There, the independents have generated more electricity than Houston Lighting & Power Co. needs, but the utility is required to buy the electricity nonetheless. The utility estimates that it will pay $750 million more in the next eight years for independently produced power than it would have if it had built its own generating station.

Virginia Power officials, who want to build a new generating station called Chesterfield 7, point to Houston as an example of what goes wrong when utilities are not allowed to control their destinies by building in at least some of their own generating capability.

Houston's problem is a legacy of a law passed by Congress in 1978. The intention was to encourage diversity of electrical supply by forcing utilities to purchase power from producers who use a single fuel, such as natural gas, to make electricity and steam.

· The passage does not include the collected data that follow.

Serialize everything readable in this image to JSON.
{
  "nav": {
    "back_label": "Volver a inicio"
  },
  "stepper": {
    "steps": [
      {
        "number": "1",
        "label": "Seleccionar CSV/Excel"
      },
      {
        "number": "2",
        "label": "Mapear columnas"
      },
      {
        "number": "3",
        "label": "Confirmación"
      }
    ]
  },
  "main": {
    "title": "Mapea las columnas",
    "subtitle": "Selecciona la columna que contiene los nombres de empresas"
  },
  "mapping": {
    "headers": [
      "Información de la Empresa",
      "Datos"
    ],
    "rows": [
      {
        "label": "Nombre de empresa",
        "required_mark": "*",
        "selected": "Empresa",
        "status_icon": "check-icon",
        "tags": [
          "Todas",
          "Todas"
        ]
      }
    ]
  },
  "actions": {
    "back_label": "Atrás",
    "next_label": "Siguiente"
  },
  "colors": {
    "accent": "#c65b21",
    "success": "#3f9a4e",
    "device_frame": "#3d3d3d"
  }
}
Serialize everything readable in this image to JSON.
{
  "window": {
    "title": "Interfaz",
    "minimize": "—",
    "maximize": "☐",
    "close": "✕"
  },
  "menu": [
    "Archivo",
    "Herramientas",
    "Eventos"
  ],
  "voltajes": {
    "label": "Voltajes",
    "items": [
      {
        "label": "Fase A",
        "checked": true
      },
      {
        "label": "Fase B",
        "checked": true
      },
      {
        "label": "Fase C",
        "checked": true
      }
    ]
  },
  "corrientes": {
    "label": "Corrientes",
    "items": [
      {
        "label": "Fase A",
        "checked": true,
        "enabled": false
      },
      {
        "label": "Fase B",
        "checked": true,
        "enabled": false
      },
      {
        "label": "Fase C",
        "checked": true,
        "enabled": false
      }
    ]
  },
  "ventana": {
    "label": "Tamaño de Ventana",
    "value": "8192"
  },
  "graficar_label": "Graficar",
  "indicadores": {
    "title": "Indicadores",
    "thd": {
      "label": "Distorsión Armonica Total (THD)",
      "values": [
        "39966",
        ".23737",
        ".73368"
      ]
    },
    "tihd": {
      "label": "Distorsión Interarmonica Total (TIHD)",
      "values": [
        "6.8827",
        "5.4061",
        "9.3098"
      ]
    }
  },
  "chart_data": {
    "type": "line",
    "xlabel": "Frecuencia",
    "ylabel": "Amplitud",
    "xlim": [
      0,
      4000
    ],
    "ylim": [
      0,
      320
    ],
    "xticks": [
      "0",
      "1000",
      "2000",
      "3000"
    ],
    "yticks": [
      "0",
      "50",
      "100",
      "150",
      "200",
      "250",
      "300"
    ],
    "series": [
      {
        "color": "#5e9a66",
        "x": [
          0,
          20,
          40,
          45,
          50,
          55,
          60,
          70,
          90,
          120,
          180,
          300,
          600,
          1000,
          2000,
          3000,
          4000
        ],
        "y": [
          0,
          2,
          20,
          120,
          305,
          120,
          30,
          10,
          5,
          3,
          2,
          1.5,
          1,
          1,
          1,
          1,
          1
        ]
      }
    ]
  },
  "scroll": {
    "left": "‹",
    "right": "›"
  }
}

All power plants do just that. What is different from the way the game was played in the past is the requirement that established utilities purchase the independently produced electricity and that the steam be put to a useful purpose, not just expended into the atmosphere.

As a result of that 1978 law, cogeneration has become a multibillion-dollar business that has provided most of the new generating capacity in several regions of the nation.

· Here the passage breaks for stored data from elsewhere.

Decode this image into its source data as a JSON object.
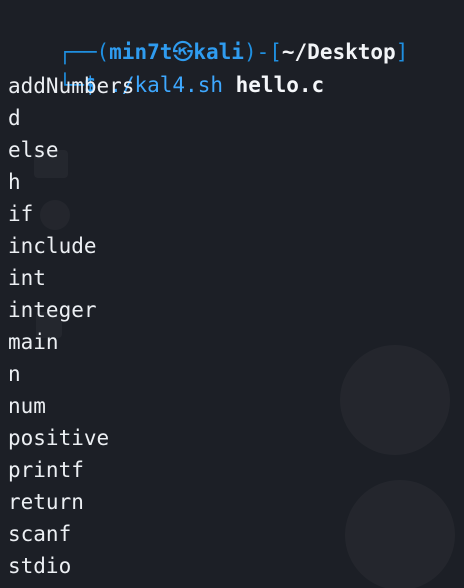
{
  "prompt": {
    "frame_top": "┌──(",
    "user": "min7t",
    "at_symbol": "㉿",
    "host": "kali",
    "frame_mid": ")-[",
    "cwd": "~/Desktop",
    "frame_end": "]",
    "frame_bottom": "└─",
    "dollar": "$",
    "command": "./kal4.sh",
    "argument": "hello.c"
  },
  "output_lines": [
    "addNumbers",
    "d",
    "else",
    "h",
    "if",
    "include",
    "int",
    "integer",
    "main",
    "n",
    "num",
    "positive",
    "printf",
    "return",
    "scanf",
    "stdio"
  ],
  "colors": {
    "background": "#1c1f26",
    "prompt_blue": "#2f9cf0",
    "text": "#eceff3"
  }
}
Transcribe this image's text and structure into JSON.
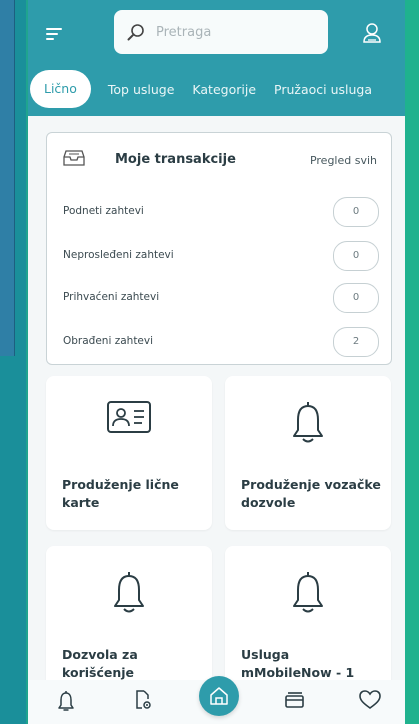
{
  "search": {
    "placeholder": "Pretraga"
  },
  "tabs": [
    {
      "label": "Lično",
      "active": true
    },
    {
      "label": "Top usluge"
    },
    {
      "label": "Kategorije"
    },
    {
      "label": "Pružaoci usluga"
    }
  ],
  "transactions": {
    "title": "Moje transakcije",
    "view_all": "Pregled svih",
    "rows": [
      {
        "label": "Podneti zahtevi",
        "count": "0"
      },
      {
        "label": "Neprosleđeni zahtevi",
        "count": "0"
      },
      {
        "label": "Prihvaćeni zahtevi",
        "count": "0"
      },
      {
        "label": "Obrađeni zahtevi",
        "count": "2"
      }
    ]
  },
  "services": [
    {
      "title": "Produženje lične karte",
      "icon": "id-card-icon"
    },
    {
      "title": "Produženje vozačke dozvole",
      "icon": "bell-icon"
    },
    {
      "title": "Dozvola za korišćenje",
      "icon": "bell-icon"
    },
    {
      "title": "Usluga mMobileNow - 1",
      "icon": "bell-icon"
    }
  ],
  "bottom_nav": [
    "bell-icon",
    "document-settings-icon",
    "home-icon",
    "cards-icon",
    "heart-icon"
  ],
  "colors": {
    "primary": "#2e9cab",
    "background": "#f4f7f8",
    "text": "#2b3d44"
  }
}
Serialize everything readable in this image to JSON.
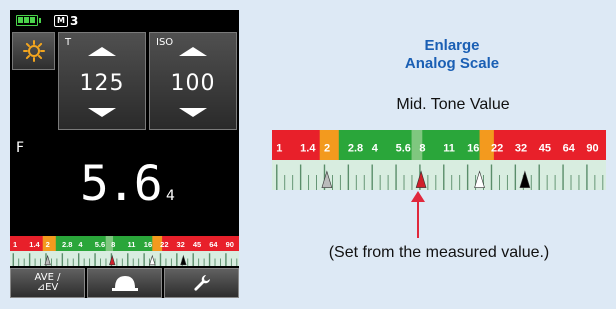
{
  "status": {
    "mode_box": "M",
    "mode_num": "3"
  },
  "tbutton": {
    "label": "T",
    "value": "125"
  },
  "isobutton": {
    "label": "ISO",
    "value": "100"
  },
  "fstop": {
    "label": "F",
    "value": "5.6",
    "sub": "4"
  },
  "bottom_bar": {
    "ave_line1": "AVE /",
    "ave_line2": "⊿EV"
  },
  "annotation": {
    "title_line1": "Enlarge",
    "title_line2": "Analog Scale",
    "midtone": "Mid. Tone Value",
    "note": "(Set from the measured value.)"
  },
  "scale": {
    "labels": [
      "1",
      "1.4",
      "2",
      "2.8",
      "4",
      "5.6",
      "8",
      "11",
      "16",
      "22",
      "32",
      "45",
      "64",
      "90"
    ]
  },
  "colors": {
    "accent": "#1a5fb4",
    "pointer": "#e0283c",
    "scale_red": "#e8202a",
    "scale_orange": "#f39a1e",
    "scale_green": "#2aa63a",
    "battery": "#4bd34b",
    "sun": "#f3a51e"
  },
  "icons": [
    "battery-icon",
    "sun-icon",
    "up-arrow-icon",
    "down-arrow-icon",
    "dome-icon",
    "wrench-icon",
    "pointer-arrow-icon"
  ]
}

In Houston, however, the prices that Texas regulators ordered utilities to pay the independents for their electricity were so generous that more generation plants were built than needed and a power glut resulted, at least in the eyes of the utilities.

However, John Stauffacher, manager of utility regulatory affairs for Dow Chemical Co., the largest cogenerator in the country, said that the cost of cogenerated power is still less in many instances than what a utility has to pay to generate its power. "In this particular instance . . . none of us forecast accurately the size of the downturn in the Houston area economy that has happened in the last couple of years," he said.

Demand rose sharply in the 1970s, when Houston's economy boomed. But when oil prices took a dive and Houston was dragged down, the power demand decreased.

That is a new version of an old electric utility story, where demand estimates outstrip reality and overbuilding results in excess supply and higher rates for consumers. This time, however, the suppliers were not the utilities themselves, but the cogenerators.

Larry Ford, a Houston Lighting official, said that Texas regulators encouraged many refineries and petrochemical plants with a great demand for steam to become cogenerators. The regulators, however, set a price "overencouraging" independent power production, Ford said.

Houston Lighting has become the largest purchaser of independently produced power in the nation, with about 20 percent of its electricity coming from cogenerators.

So much independently produced power is offered to the utility, Ford said, that it is forced to reduce the output of its own coal-fired generating units, an inefficient and costly process because coal units are meant to run at a consistent rate.

"After it was reasonable for everyone to see we didn't need new power, independent producers continued to build plants," Ford said. "The consumer is paying more than he should."

The utility has appealed to the Federal Energy Regulatory Commission to help states solve these issues.